Dios me iba a ayudar de alguna forma, de una
vez por todas iba a ser una más. Los zapatos de tacón de aguja dejarían de ser
mi fantasía preferida, hasta incluso, el equipo de baloncesto del instituto me
ficharía... Podría bajar las escaleras de dos en dos, podría correr sintiendo
el viento jugar con mi pelo, y la falta de equilibrio que había empezado a
notar mientras bailaba, desaparecería... Y Andrés no tendría más remedio que
volver. Me necesitaba. Querría pasar el resto de sus días junto a la mujer más
bonita y que ya era una más...
La silla de ruedas... esa pérfida revelación
del destino, ésa, que aún negándola y rechazándola con todas mis fuerzas se
había instalado en el fondo de mi subconsciente, al final de un largo y oscuro
pasillo, mostrándome con la misma crueldad (si cabe mayor) que hacía varios
años el final de mi camino… ésa, hizo amago de desaparecer.
Me extrañó
al llegar a la casa del famoso curandero, que ésta fuera de lo más normal, una
vivienda modesta de un pequeño pueblo.
Entramos
en una casa de un sólo piso, bastante austera pero escrupulosamente limpia. La
sala de espera era un espacioso y silente hall, en él, había varias sillas de
enea con adornos abstractos en su respaldo azul. Una sola ocupada. Pasamos allí
media hora, oliendo a limpio, a salud, a esperanza, pero sobre todo, metiéndome
de lleno en los aromas que a través de la ventana entreabierta se colaban.
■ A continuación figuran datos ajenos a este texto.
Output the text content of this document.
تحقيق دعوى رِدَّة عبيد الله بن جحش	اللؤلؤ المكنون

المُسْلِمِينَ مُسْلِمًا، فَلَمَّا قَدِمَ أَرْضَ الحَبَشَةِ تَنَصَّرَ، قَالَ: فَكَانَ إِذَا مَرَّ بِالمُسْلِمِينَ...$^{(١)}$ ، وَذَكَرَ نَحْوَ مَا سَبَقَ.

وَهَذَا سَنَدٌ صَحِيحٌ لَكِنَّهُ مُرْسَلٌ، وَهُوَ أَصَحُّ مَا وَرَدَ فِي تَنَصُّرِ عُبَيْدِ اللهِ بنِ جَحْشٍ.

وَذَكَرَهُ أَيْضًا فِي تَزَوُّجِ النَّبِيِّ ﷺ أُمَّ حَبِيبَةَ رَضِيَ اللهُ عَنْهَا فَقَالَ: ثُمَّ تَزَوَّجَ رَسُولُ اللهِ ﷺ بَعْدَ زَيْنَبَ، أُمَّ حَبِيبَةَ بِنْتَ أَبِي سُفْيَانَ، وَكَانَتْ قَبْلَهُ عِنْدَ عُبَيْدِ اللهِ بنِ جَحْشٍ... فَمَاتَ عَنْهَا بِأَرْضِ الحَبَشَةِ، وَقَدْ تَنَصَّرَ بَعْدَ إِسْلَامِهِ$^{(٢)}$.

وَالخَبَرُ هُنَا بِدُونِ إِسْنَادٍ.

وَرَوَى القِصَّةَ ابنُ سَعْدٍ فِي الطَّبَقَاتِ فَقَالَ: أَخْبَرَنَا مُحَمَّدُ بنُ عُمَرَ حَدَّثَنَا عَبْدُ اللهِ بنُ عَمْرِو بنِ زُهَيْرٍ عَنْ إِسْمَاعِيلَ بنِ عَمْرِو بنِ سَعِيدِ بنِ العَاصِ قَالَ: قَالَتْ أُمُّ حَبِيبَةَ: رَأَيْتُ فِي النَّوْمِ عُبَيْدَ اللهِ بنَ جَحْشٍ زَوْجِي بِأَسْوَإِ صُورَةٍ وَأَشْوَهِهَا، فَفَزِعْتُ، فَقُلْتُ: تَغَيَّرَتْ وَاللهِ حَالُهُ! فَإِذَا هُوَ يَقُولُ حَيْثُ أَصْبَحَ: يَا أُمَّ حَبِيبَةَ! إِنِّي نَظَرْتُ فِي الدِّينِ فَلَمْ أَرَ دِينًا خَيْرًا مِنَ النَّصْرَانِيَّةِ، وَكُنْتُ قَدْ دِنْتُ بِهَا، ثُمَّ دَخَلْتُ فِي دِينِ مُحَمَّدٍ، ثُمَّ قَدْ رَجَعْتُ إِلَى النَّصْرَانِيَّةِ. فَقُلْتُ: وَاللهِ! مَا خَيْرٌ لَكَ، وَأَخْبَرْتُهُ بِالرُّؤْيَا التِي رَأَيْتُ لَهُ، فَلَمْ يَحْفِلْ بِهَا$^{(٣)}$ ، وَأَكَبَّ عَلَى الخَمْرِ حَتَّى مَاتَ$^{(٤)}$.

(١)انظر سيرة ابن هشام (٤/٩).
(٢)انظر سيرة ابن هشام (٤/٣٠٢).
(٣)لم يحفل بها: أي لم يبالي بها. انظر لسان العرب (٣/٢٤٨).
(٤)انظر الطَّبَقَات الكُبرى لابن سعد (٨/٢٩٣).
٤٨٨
Aromas que me transportaban a mi niñez, a la seguridad que me proporcionaba la
vieja casona de mi abuela, sentada con ella al amor de la lumbre, escuchando su
antiguo transistor.
-El
siguiente.
Una señora
bajita, regordeta, y de aspecto saludable, como aseguraban los enormes colores
que visitaban sus mejillas, me devolvió al presente y nos indicó que pasáramos
a una sala contigua.
El
curandero, un hombre de carnes enjutas, nevadas sienes y mirada seca, sobre
quien yo había puesto todas mis esperanzas, nos esperaba. Sonrío. Me miro como
si intentará hurgar dentro de mí, no sé por qué cerré mi chaqueta cruzando
fuertemente los brazos sobre el pecho. Me indicó que me colocara en el centro
de la sala. Pasó sus manos por mi espalda, por mis piernas. Yo observaba con
los labios apretados todo lo que me rodeaba. Me sentía incómoda. Su prepotencia
al mirar, su parecer que lo sabía todo no me gustaba. Hablaba con mis padres
diciendo que estaba seguro de que me iba a curar, que aquello era un simple
descontrol en el crecimiento, que no sabía como no habíamos ido antes...
Me daría
unas friegas con alcohol y vinagre por la mañana, al mediodía y por la noche.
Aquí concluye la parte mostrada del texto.